My emotional connection with him was even greater than brothers; he had to have known, deep in his own soul that if something happened to him I would be there for her. He knew my loyalty to him would extend past the grave.
Somehow, he had given me someone to fill the emptiness my life had known working for him. Whether he thought we would fall in love, I don't know, probably; what was there not to love?
There was a hushed, almost hesitant knock on the door.
Alessa had showered and made love with Maria just before we met at my room, she confessed later and had decided that she wanted her hair back the way it was. Our actions tonight would mark the end of our mourning and thank God, her wondrous hair, hidden all this time, returned in all its teased out magnificence.
Just looking at her, I became uncomfortably hard as I believed Jim did every time he saw or thought of her.
We came together, an air of expectation on her face and mine, the only sound in the room our deep breathing.
I held her in my arms, gently, tightly, carefully. We stood in the middle of the room, oblivious to our surroundings; there was nothing except the 'here' and the 'now' that we were in.
Walking into the bedroom, we shook off our slippers.
Unbuttoning my shirt, Alessa pulled it out and off, dropping it behind her. Bracing herself against my waist and slowly kneeling down on the rug, she unzipped my pants, allowing them to fall to my feet. I stepped out of them and pushed them away with my foot.
Slowly, almost an inch at a time, she pulled down my underwear and held me in her nervous hands, the only man since she had loved Jim. Leaning forward, resting the side of her head against my leg, she kissed me there; moving again, without a sound, she brought her tongue out, circling me, opening her mouth, slowly taking me in, tasting my warm and slightly damp skin. She drew her head back and it popped out.
She looked up at me, smiling and took it back in, her almost light milk-chocolate hand cautiously moving back and forth along its length.
I could only watch as it disappeared past her lips and into her mouth, her face pressed up against my groin as she unbelievably was able to swallow me down her throat. Oh, Jesus... I could feel the closure of her throat pressing on my dick on all sides and she started to move back and forth, taking a quick breath each time she pulled back.

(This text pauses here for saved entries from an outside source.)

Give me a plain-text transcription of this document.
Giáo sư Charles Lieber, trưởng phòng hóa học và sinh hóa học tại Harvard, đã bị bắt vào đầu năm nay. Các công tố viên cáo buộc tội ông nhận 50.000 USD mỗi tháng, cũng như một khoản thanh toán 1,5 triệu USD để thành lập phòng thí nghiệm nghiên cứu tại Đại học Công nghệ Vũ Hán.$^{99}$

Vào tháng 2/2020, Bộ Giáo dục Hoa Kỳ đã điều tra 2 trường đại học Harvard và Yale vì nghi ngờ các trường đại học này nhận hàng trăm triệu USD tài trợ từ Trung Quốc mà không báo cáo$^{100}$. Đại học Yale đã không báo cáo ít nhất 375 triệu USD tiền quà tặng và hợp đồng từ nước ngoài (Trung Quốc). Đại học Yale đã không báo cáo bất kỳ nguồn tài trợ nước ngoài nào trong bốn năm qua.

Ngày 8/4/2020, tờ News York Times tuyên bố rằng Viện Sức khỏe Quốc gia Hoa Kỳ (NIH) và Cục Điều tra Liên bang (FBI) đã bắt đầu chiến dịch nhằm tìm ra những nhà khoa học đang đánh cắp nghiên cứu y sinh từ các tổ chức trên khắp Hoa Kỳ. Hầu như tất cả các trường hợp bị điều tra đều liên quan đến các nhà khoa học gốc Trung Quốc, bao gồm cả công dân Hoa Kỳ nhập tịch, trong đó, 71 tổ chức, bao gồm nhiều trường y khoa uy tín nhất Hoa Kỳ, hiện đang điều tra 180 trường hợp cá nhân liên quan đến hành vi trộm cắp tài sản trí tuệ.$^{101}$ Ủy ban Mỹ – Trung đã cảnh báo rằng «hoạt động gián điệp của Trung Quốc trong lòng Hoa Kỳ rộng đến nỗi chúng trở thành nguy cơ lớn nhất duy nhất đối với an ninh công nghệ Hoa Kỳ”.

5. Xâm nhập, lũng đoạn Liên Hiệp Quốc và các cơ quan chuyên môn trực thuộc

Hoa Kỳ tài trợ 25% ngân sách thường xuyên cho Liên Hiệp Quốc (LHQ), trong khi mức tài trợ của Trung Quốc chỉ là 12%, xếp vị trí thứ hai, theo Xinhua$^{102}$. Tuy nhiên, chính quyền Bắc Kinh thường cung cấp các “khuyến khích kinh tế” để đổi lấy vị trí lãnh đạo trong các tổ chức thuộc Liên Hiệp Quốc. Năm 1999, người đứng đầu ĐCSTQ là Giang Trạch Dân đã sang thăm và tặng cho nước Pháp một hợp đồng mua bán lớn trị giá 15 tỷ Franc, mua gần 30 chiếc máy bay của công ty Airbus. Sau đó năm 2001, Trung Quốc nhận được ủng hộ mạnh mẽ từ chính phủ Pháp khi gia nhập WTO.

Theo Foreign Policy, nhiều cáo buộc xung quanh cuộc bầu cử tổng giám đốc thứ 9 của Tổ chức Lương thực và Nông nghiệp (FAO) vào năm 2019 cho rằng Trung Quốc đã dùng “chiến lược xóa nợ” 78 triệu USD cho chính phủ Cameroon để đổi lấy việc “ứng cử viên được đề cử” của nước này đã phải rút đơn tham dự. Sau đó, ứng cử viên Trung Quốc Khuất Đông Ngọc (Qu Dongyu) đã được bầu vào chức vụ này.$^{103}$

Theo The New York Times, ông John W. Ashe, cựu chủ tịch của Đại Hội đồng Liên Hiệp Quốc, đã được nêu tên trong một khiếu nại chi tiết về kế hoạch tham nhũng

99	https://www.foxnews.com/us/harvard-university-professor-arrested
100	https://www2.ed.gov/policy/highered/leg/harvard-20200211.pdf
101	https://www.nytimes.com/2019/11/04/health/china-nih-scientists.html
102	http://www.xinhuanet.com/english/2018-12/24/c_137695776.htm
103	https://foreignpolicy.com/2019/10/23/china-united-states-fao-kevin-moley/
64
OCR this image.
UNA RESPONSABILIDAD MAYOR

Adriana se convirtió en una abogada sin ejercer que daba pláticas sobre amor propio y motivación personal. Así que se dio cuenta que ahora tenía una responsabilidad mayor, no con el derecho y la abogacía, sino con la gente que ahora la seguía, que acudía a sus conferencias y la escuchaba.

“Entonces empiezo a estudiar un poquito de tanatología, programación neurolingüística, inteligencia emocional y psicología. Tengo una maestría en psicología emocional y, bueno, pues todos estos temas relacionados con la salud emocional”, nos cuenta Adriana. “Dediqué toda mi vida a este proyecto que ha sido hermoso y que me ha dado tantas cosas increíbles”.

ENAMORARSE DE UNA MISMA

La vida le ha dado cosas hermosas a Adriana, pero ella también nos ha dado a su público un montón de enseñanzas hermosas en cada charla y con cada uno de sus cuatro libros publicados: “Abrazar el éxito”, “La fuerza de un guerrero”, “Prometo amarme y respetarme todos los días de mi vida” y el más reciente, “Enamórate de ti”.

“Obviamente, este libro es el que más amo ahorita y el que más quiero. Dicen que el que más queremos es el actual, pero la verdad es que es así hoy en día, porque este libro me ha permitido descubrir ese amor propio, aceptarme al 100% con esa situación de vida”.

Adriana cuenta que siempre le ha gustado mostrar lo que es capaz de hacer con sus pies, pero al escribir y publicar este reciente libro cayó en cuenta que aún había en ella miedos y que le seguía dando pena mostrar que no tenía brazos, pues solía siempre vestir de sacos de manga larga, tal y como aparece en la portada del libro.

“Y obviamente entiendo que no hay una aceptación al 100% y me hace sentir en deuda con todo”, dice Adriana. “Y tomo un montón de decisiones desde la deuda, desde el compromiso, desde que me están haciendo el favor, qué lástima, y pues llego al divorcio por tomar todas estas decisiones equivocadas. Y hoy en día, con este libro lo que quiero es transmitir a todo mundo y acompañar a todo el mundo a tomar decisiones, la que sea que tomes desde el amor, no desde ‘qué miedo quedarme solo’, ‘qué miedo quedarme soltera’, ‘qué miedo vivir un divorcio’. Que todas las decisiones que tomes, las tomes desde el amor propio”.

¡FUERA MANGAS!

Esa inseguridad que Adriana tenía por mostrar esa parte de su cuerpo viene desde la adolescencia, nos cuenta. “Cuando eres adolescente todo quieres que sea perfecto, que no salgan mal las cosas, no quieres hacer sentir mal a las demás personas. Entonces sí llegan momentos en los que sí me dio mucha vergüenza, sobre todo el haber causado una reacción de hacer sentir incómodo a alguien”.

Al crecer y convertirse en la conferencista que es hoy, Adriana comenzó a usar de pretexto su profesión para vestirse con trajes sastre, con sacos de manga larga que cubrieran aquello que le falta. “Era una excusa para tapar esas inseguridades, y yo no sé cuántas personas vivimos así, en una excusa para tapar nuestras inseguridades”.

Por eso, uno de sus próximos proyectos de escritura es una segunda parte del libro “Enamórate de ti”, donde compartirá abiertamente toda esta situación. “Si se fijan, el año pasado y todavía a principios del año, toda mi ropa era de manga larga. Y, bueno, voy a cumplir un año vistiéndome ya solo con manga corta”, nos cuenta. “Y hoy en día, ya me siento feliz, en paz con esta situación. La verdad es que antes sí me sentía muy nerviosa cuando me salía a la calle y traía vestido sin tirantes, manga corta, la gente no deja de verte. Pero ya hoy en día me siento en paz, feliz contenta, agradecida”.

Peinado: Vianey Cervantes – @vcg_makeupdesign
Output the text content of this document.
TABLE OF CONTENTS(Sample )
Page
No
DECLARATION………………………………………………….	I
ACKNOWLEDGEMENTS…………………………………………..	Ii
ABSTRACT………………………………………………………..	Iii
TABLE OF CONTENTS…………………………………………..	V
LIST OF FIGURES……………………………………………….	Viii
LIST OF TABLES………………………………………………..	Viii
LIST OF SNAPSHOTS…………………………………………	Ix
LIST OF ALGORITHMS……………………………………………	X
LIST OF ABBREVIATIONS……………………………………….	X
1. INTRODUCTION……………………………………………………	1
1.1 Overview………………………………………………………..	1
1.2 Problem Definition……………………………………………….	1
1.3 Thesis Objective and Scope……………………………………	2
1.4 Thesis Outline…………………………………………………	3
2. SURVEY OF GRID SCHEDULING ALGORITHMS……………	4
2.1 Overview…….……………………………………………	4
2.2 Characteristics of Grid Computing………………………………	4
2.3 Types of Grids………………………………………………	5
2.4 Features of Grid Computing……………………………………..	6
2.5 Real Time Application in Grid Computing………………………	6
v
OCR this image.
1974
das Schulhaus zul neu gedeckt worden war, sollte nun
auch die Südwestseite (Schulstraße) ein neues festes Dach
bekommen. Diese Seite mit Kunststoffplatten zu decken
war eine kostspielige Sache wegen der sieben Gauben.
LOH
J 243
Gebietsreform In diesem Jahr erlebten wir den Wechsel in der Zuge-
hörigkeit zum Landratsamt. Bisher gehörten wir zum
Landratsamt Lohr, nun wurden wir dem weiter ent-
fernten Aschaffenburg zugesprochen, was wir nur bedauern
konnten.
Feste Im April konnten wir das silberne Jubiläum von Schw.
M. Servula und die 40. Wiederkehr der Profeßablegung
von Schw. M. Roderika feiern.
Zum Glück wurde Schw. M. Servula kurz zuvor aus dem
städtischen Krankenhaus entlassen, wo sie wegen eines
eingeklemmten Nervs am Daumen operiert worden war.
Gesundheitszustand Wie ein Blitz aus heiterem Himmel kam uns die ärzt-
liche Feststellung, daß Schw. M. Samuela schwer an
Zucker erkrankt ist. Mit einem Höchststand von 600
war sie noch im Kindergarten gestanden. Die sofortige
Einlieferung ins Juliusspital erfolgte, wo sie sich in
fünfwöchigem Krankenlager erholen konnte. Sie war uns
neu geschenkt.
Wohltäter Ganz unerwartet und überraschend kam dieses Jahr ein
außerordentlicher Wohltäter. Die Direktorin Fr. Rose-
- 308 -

The feeling of Alessa's mouth and tongue was driving me crazy, her face hidden by her rediscovered frizzy cinnamon hair as she slowly bobbed back and forth, my hands resting on her shoulders, then on the back of her head. I could feel the start of a blistering urgency rushing through my body, so physically powerful that she could feel it, too. My back arched, my eyes closed, I started to tremble.
She could taste the beginnings of my excitement on her tongue, warm, sticky and slippery all at the same time. She released me with another kiss, saying, "Not yet, not yet."
It was the first time she had spoken to me since arriving.
Still in the center of the room, I helped her up and unbuttoned her soft white dress, one beautiful button at a time, giving each the individual attention it required, then pulling her dress from one arm and then the other, I let it drop to the rug, exposing her breasts, heavy and larger with pregnancy, her areolas seemed bigger and darker than I remembered that one time I had spied them when she wasn't looking, her nipples standing proud. She moved forward, cupping herself in her hands, bring them forward to my face to kiss and caress.
She moved back, telling me to be gentle.
I squirmed, standing there, unable to hide my excitement for her. I worked to control my emotions although I knew I was fighting a losing cause, so much did I desire her, more than anything I ever wanted in my entire life. I would have given my soul to have her.